Good quality evidence of clinical benefit is needed before health-care professionals are likely to adopt a care bundle for short PIVC insertion and care. Unfortunately, however, current research into the value of care bundles in PIVC is limited. Studies published to date have focused on central catheter insertion in the ICU, and have highlighted the equipment and logistical difficulties that health-care personnel may encounter (54, 56, 57). However, the literature on PIVCs is growing. One study assessed equipment availability for the more frequently undertaken insertion of PIVCs (67). A multidisciplinary team in Scotland designed and implemented a care bundle for the management of PIVCs, with the aim of reducing the incidence of PIVC-related infections (68). They audited compliance with the care bundle over a 25-week period, and were able to show that the initial compliance of 54% improved by 1.11% per week to 82% (95% confidence interval: 0.6%-1.6%; p = 0.0001).

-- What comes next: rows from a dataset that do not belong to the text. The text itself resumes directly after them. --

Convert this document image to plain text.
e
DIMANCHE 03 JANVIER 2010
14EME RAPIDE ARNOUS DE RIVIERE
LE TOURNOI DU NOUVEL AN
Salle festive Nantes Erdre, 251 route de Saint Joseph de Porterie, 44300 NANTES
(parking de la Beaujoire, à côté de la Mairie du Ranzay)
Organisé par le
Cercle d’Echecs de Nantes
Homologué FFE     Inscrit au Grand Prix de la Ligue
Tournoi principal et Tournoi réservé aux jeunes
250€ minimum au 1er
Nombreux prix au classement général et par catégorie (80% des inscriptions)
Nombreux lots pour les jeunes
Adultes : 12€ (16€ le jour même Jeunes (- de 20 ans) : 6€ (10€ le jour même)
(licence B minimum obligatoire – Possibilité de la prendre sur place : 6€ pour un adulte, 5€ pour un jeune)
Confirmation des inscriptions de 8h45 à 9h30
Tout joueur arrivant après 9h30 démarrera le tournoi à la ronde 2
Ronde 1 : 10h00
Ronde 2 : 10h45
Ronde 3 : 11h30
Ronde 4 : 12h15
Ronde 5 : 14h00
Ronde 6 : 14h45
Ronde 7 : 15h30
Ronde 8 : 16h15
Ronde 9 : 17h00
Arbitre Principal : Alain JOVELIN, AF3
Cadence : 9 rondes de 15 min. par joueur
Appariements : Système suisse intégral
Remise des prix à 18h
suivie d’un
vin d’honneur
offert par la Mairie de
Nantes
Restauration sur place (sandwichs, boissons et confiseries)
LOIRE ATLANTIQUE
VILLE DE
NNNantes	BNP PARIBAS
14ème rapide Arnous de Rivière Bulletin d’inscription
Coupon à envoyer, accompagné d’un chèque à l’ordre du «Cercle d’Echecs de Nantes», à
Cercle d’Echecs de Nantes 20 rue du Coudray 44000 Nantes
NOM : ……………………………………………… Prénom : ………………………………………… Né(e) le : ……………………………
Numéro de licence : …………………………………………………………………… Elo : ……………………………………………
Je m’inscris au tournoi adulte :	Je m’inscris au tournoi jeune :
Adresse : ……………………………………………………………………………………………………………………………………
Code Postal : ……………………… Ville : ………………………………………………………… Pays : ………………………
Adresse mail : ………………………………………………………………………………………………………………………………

This was attributed to multiple interventions including daily assessment of PIVC necessity, weekly audit and feedback, monthly patient safety meetings to discuss issues with compliance, the introduction of new PIVC dressings and the promotion of new PIVC care plans. However, the team has not so far shown any improvement in clinical or patient-related outcomes.
Conclusion
Health-care professionals are more likely to respond enthusiastically to evidence of benefit in respect of clinically and patient-relevant endpoints rather than on process measures. Studies should therefore be geared towards showing a reduction in catheter failure rates, or a benefit in patient satisfaction, perhaps due to fewer days spent in hospital or less use of co-medication.
Footnotes
Financial support: This editorial article is based on a roundtable meeting organized and funded by Becton-Dickinson BD Company.
Conflict of interest: The authors declare no conflict of interest.